The consumption society has made us feel that happiness lies in having things, and has failed to teach us the happiness of not having things.
― Elise Boulding
RUM RAISIN RIZ AU LAIT (RICE PUDDING)
2 Tbs raisins
3 Tbs dark rum
7 oz (200 g) uncooked (round) rice for risotto or pudding
3 ¼ cups (750 ml) whole milk + ¼ cup more if needed to think the pudding
6 –7 Tbs (90 - 100) sugar or to taste
1 vanilla bean
1 Tbs (15 g) unsalted butter
Place the raisins in a small bowl and cover with the rum for about an hour before making the pudding so the raisins are softened and soaked with rum.
Place the rice in a fine mesh strainer or colander (so as not to lose any rice out the bottom!) and rinse under running water until the water runs clear. Drain.
Put the rinsed rice in a saucepan and cover with water; bring the water to a boil and allow to boil for 5 minutes. Drain the rice.

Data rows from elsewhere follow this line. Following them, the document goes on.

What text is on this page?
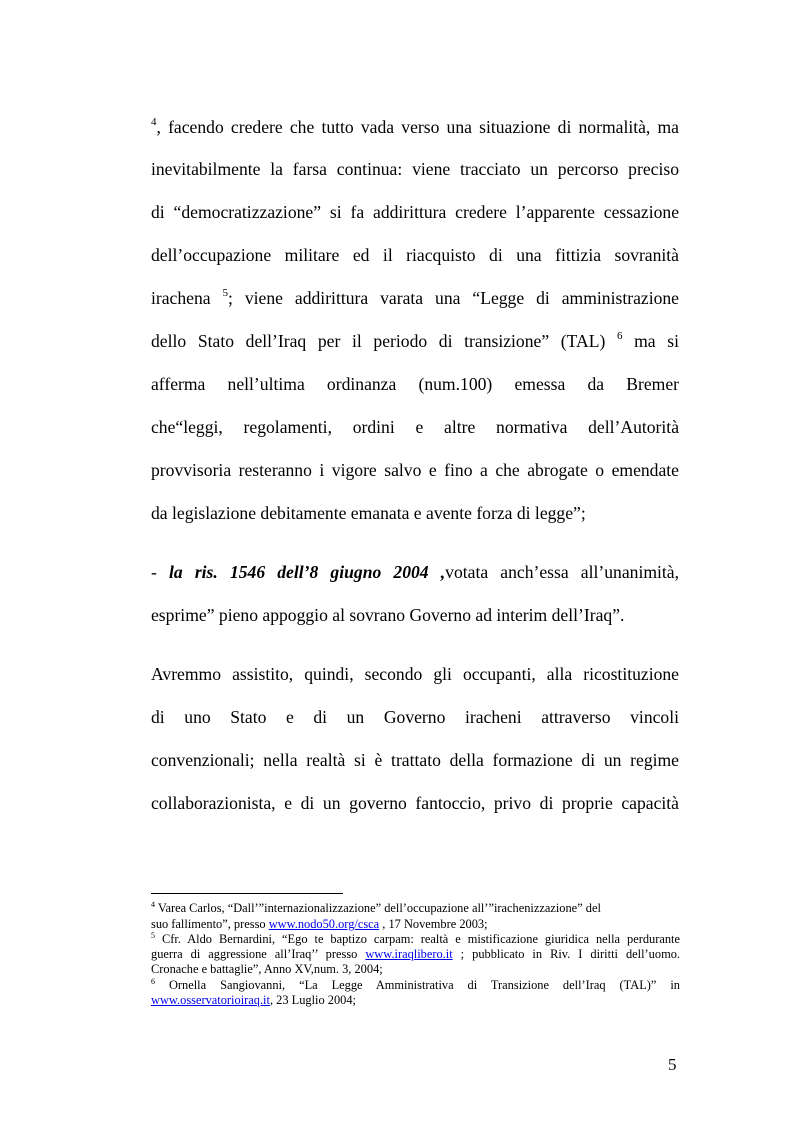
$^4$, facendo credere che tutto vada verso una situazione di normalità, ma
inevitabilmente la farsa continua: viene tracciato un percorso preciso
di “democratizzazione” si fa addirittura credere l’apparente cessazione
dell’occupazione militare ed il riacquisto di una fittizia sovranità
irachena $^5$; viene addirittura varata una “Legge di amministrazione
dello Stato dell’Iraq per il periodo di transizione” (TAL) $^6$ ma si
afferma nell’ultima ordinanza (num.100) emessa da Bremer
che“leggi, regolamenti, ordini e altre normativa dell’Autorità
provvisoria resteranno i vigore salvo e fino a che abrogate o emendate
da legislazione debitamente emanata e avente forza di legge”;
- la ris. 1546 dell’8 giugno 2004 ,votata anch’essa all’unanimità,
esprime” pieno appoggio al sovrano Governo ad interim dell’Iraq”.
Avremmo assistito, quindi, secondo gli occupanti, alla ricostituzione
di uno Stato e di un Governo iracheni attraverso vincoli
convenzionali; nella realtà si è trattato della formazione di un regime
collaborazionista, e di un governo fantoccio, privo di proprie capacità
$^4$ Varea Carlos, “Dall’”internazionalizzazione” dell’occupazione all’”irachenizzazione” del
suo fallimento”, presso www.nodo50.org/csca , 17 Novembre 2003;
$^5$ Cfr. Aldo Bernardini, “Ego te baptizo carpam: realtà e mistificazione giuridica nella perdurante
guerra di aggressione all’Iraq’’ presso www.iraqlibero.it ; pubblicato in Riv. I diritti dell’uomo.
Cronache e battaglie”, Anno XV,num. 3, 2004;
$^6$ Ornella Sangiovanni, “La Legge Amministrativa di Transizione dell’Iraq (TAL)” in
www.osservatorioiraq.it, 23 Luglio 2004;
5
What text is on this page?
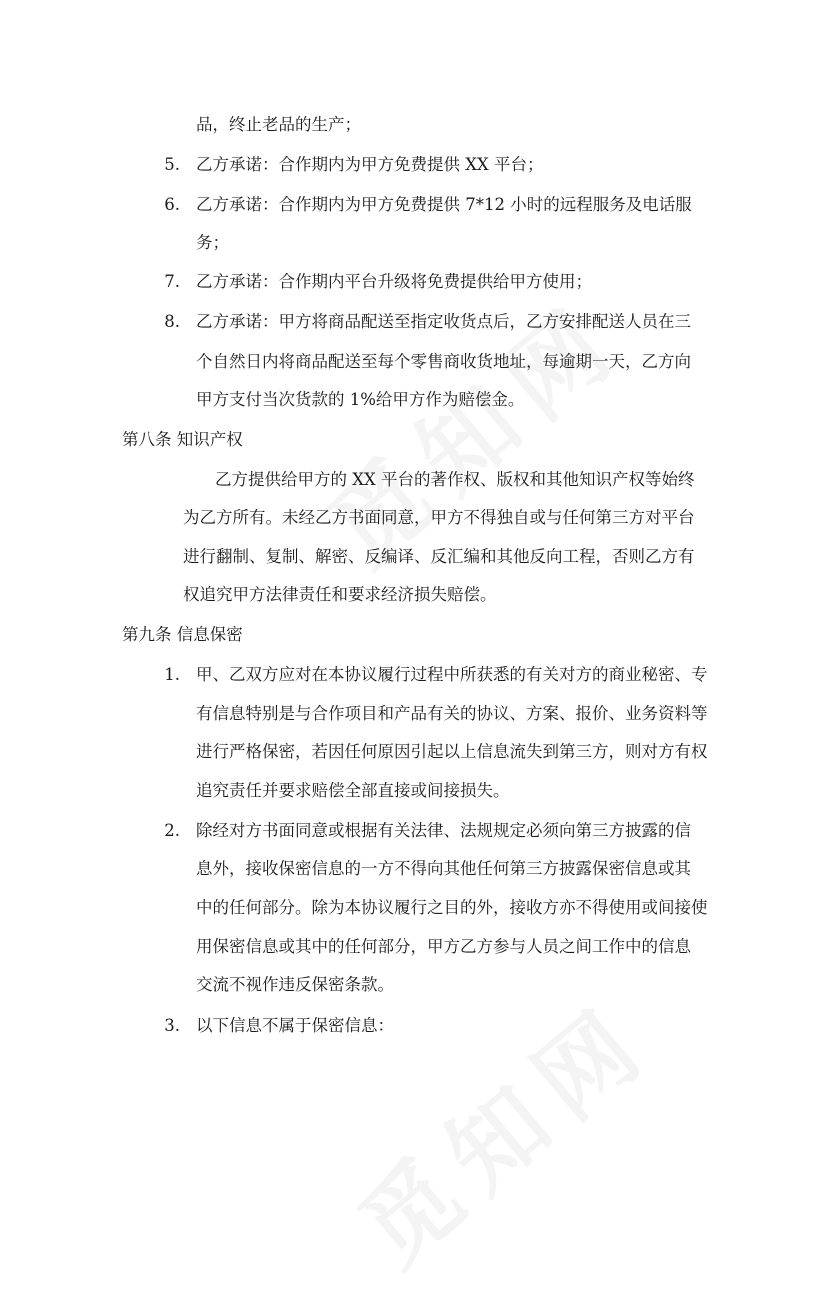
品，终止老品的生产；
5. 乙方承诺：合作期内为甲方免费提供 XX 平台；
6. 乙方承诺：合作期内为甲方免费提供 7*12 小时的远程服务及电话服
务；
7. 乙方承诺：合作期内平台升级将免费提供给甲方使用；
8. 乙方承诺：甲方将商品配送至指定收货点后，乙方安排配送人员在三
个自然日内将商品配送至每个零售商收货地址，每逾期一天，乙方向
甲方支付当次货款的 1%给甲方作为赔偿金。
第八条 知识产权
乙方提供给甲方的 XX 平台的著作权、版权和其他知识产权等始终
为乙方所有。未经乙方书面同意，甲方不得独自或与任何第三方对平台
进行翻制、复制、解密、反编译、反汇编和其他反向工程，否则乙方有
权追究甲方法律责任和要求经济损失赔偿。
第九条 信息保密
1. 甲、乙双方应对在本协议履行过程中所获悉的有关对方的商业秘密、专
有信息特别是与合作项目和产品有关的协议、方案、报价、业务资料等
进行严格保密，若因任何原因引起以上信息流失到第三方，则对方有权
追究责任并要求赔偿全部直接或间接损失。
2. 除经对方书面同意或根据有关法律、法规规定必须向第三方披露的信
息外，接收保密信息的一方不得向其他任何第三方披露保密信息或其
中的任何部分。除为本协议履行之目的外，接收方亦不得使用或间接使
用保密信息或其中的任何部分，甲方乙方参与人员之间工作中的信息
交流不视作违反保密条款。
3. 以下信息不属于保密信息：
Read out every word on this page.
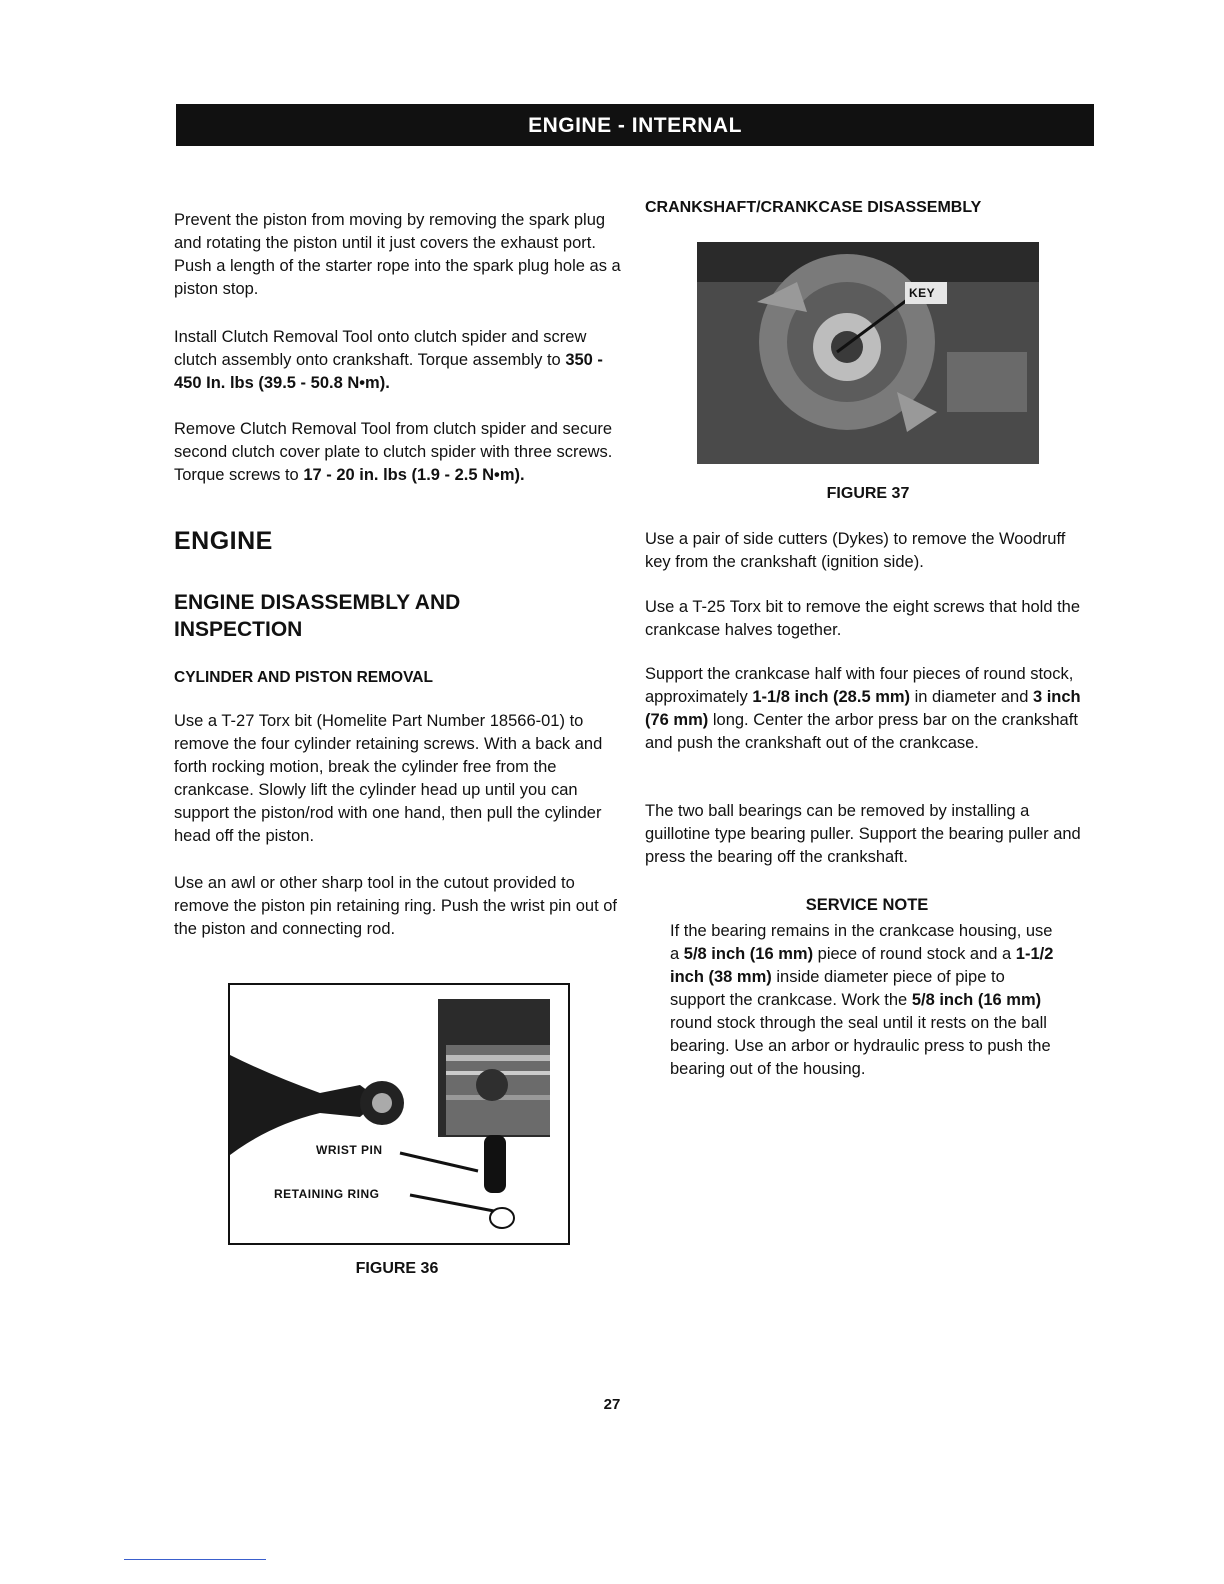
ENGINE - INTERNAL

Prevent the piston from moving by removing the spark plug and rotating the piston until it just covers the exhaust port. Push a length of the starter rope into the spark plug hole as a piston stop.

Install Clutch Removal Tool onto clutch spider and screw clutch assembly onto crankshaft. Torque assembly to 350 - 450 In. lbs (39.5 - 50.8 N•m).

Remove Clutch Removal Tool from clutch spider and secure second clutch cover plate to clutch spider with three screws. Torque screws to 17 - 20 in. lbs (1.9 - 2.5 N•m).

ENGINE
ENGINE DISASSEMBLY AND INSPECTION
CYLINDER AND PISTON REMOVAL

Use a T-27 Torx bit (Homelite Part Number 18566-01) to remove the four cylinder retaining screws. With a back and forth rocking motion, break the cylinder free from the crankcase. Slowly lift the cylinder head up until you can support the piston/rod with one hand, then pull the cylinder head off the piston.

Use an awl or other sharp tool in the cutout provided to remove the piston pin retaining ring. Push the wrist pin out of the piston and connecting rod.

WRIST PIN
RETAINING RING
FIGURE 36
CRANKSHAFT/CRANKCASE DISASSEMBLY
KEY
FIGURE 37

Use a pair of side cutters (Dykes) to remove the Woodruff key from the crankshaft (ignition side).

Use a T-25 Torx bit to remove the eight screws that hold the crankcase halves together.

Support the crankcase half with four pieces of round stock, approximately 1-1/8 inch (28.5 mm) in diameter and 3 inch (76 mm) long. Center the arbor press bar on the crankshaft and push the crankshaft out of the crankcase.

The two ball bearings can be removed by installing a guillotine type bearing puller. Support the bearing puller and press the bearing off the crankshaft.

SERVICE NOTE
If the bearing remains in the crankcase housing, use a 5/8 inch (16 mm) piece of round stock and a 1-1/2 inch (38 mm) inside diameter piece of pipe to support the crankcase. Work the 5/8 inch (16 mm) round stock through the seal until it rests on the ball bearing. Use an arbor or hydraulic press to push the bearing out of the housing.
27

Return the drained rice to a medium-sized saucepan with 3 ¼ cups of the whole milk, 1 tablespoon of the sugar and a pinch of salt. Using a small, sharp knife split the vanilla bean down the center and scrape out all of the seeds. Add both the seeds and the pod to the other ingredients in the saucepan. Bring it just up to the boil and then immediately turn the heat down to very low and, placing a cover atop the saucepan but leaving it ajar, allow the pudding to simmer, stirring often, for 30 to 35 minutes or until the rice has absorbed almost all of the liquid. The rice should be very soft almost melting in the mouth. It should not be al dente. The pudding should be creamy, neither runny nor dry. Add the raisins and the rum about 10 minutes before the end of the cooking. Add more milk if the rice becomes too thick and gluey rather than smooth and creamy and heat through.
Remove the saucepan from the heat and remove and discard the vanilla bean pod. Stir in the tablespoon of butter and only half of the remaining sugar. Taste and add as much of the remaining sugar until desired sweetness. Spoon into individual serving dishes, glasses or bowls.
The riz au lait is best eaten warm. If refrigerated, simply reheat for a very short amount of time in a microwave.